I should declare that for the past year or so I have been working with the Horticultural Trades Association, which represents environmental horticulturists under the Industry and Parliament Trust scheme. The industry is very keen to improve the quality of planting. We have talked about housing, but I do not know if the noble Lord has seen, for example, the planting near warehouses or commercial estates. Far too often, there are one or two exotic species which have no value at all for wildlife. The Government could of course work with the industry and those experts to produce the guidance, so it would not just be them; it would be a co-operative effort.

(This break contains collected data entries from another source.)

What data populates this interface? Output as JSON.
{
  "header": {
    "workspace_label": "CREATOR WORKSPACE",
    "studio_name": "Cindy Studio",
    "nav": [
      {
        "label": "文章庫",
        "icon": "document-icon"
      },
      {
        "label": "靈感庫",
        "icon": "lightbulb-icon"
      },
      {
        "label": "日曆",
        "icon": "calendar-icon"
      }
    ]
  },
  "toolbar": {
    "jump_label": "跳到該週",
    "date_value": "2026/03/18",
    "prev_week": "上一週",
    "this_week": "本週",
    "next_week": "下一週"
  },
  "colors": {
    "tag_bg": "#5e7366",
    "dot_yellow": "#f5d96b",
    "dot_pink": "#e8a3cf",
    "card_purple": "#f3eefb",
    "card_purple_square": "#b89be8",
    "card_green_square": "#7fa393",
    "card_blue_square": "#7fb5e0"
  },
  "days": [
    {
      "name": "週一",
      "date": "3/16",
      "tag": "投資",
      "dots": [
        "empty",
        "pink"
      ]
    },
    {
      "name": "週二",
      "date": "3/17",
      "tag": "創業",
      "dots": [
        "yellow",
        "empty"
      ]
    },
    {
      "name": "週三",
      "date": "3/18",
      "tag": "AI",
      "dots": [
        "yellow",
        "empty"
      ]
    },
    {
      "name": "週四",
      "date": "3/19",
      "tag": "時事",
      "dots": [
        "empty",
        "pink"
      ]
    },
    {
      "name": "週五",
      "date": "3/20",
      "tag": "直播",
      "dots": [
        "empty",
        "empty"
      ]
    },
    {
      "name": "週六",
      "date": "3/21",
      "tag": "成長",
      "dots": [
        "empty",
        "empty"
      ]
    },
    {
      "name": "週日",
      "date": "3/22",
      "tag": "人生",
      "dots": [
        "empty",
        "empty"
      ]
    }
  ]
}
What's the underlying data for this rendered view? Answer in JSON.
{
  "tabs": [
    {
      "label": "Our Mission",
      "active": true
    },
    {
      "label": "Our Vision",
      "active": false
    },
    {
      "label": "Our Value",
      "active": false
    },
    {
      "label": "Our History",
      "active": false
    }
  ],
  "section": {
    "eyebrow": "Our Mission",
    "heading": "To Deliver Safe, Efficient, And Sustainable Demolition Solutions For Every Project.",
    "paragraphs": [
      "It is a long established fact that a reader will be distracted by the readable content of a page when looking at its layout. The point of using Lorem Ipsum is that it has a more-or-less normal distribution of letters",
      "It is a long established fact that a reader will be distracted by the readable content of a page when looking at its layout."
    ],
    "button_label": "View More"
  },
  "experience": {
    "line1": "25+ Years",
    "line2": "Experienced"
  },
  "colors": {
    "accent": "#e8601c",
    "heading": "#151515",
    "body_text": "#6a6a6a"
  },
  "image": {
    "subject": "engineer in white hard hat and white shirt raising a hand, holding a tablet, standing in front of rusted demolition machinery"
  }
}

That would be an indispensable approach, if this were to go ahead, but we are fundamentally forgetting local authorities and local planning departments in this. The arboriculturists to whom the noble Baroness refers are exactly the sort of people who should be involved and are the right source of information for this—more so than the Government. If the Government are to be involved, it should be at a very considerable distance from the whole process, offering encouragement, advice and light support rather than providing the guidance itself. Otherwise, I welcome everything else that my noble friend said and I am very happy to have a further discussion with him in due course.
I thank the noble Lord, Lord Gascoigne, for tabling this amendment. The Chief Whip on our side is no longer present, but I can hear him saying, “Get on with it”, so I shall.
I thank all noble Lords who have contributed to this discussion. The Government agree that planting schemes can mitigate the environmental impacts of new highways and make existing ones more pleasant. However, this amendment is not necessary as there is already relevant guidance on this matter, produced by a number of relevant stakeholders, that local highway authorities and others should have regard to. This includes the well-managed highways infrastructure code of practice, which provides guidance for local authorities on managing highway networks; the Design Manual for Roads and Bridges; the Manual for Streets; and local authorities’ own street adoption and street works guidance documents. Some local authorities go further and encourage local residents to look after street trees—including my own. When I am not in the Chamber until late at night, I am nurturing a small but growing tree in my locality by taking it a bucket of water every so often, and it will be a pleasure to do so this evening when we finish.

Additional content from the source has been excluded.